Contribution à une sociologie de l'hégémonie du néolibéralisme

Chaque fois qu'un nouvel épisode des crises financières internationales propulse le FMI (Fonds monétaire international) sur le devant de la scène médiatique, les critiques fusent. À droite et plus encore à gauche. Les uns s'interrogent pour savoir si la présence de ce «pompier», tout prêt à intervenir à la moindre alarme, n'incite pas les opérateurs financiers et les gouvernements à un certain laxisme, en leur épargnant la stricte discipline du marché. Les autres, au contraire, accusent les experts du Fonds — mais aussi ceux de la Banque mondiale, qui leur emboîtent le pas - d'imposer aux pays débiteurs des remèdes draconiens qui rendent exsangues leurs économies, pour le seul profit des marchés financiers et sans se soucier du coût social exorbitant de ces restructurations (J. Cava- nagh, 1994; S. George et F. Sabelli, 1994). Les agents de ces institutions récusent totalement ces critiques où ils ne voient que des propos démagogiques et sans fondement. Comme si, disent-ils, on s'avisait de rendre le docteur responsable de l'amertume des « potions » qu'il est obligé de prescrire pour la guérison du malade. L'essentiel de leur défense tient en deux mots : le Washington consensus.
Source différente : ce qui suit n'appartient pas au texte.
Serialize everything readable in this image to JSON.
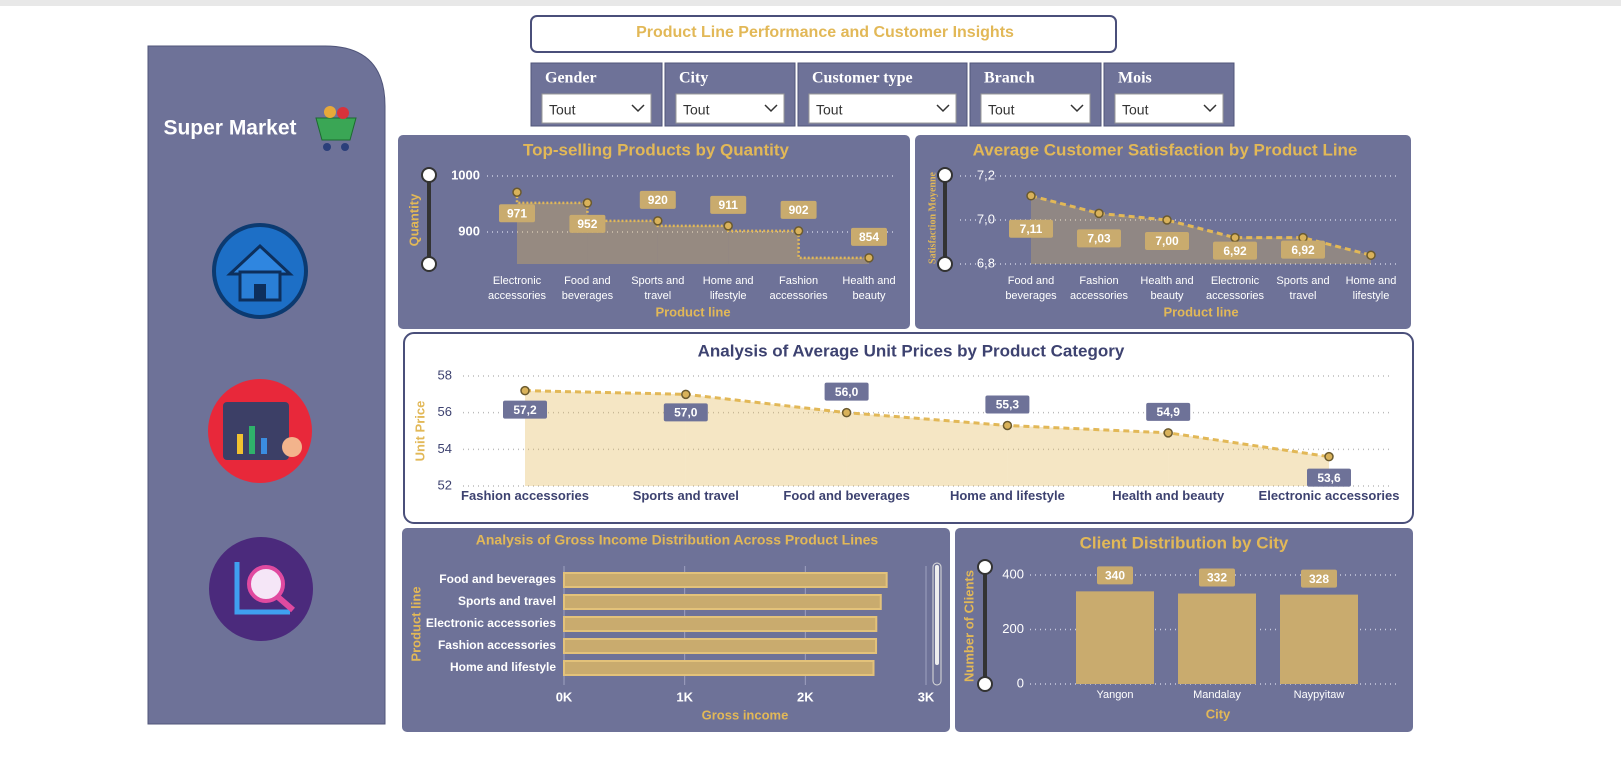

Cette notion est proposée par J. Williamson (1990), pour souligner les points communs à toutes les réformes économiques prescrites jusque-là comme remède aux difficultés monétaires des pays d'Amérique latine : discipline budgétaire et réforme fiscale, réduction des dépenses publiques, libéralisation des échanges et des marchés financiers, privatisation, protection des droits de propriété et, de manière plus générale, dérégulation. La fortune de cette expression est immédiate, mais au prix d'un glissement sémantique. Car ses collègues font aussitôt remarquer à Williamson que cette liste ne reflète pas seulement une base d'accord minimale entre les institutions financières de Washington quant au diagnostic et aux remèdes, mais qu'elle ne fait que concrétiser une universal convergence entre les doctrines et les politiques économiques (J. Williamson, 1994). Le Washington consensus s'appuie, selon eux, sur le consensus unanime des économistes, tant universitaires que praticiens. Ces experts ne feraient donc qu'exercer leur métier, en imposant des « conditions » en contrepartie de leur soutien financier. Car ces remèdes relèvent, sinon du bon sens, du moins du sens commun des économistes.

Cependant, à Washington comme sur les campus, la construction de ce consensus est récente. La grande controverse publique entre keynésiens et monétaristes date de la fin des années 1970 (W. Breit et R. Spencer, 1997). Et la conversion des institutions de Washington est encore plus récente, puisqu'elle coïncide avec la crise de la dette des années 1980 (M. Kahler, 1986; B. Stallings, 1992; S. Haggard et R. Kaufman, 1992). Pourquoi cette conversion presque simultanée? Ces experts de Washington, dont on dénonce souvent l'arrogance et la toute-puissance, ne feraient-ils que suivre les revirements de la doctrine ?

Bryant Garth , Yves Dezalay, Actes de la recherche en sciences sociales , n°120-121, 1998.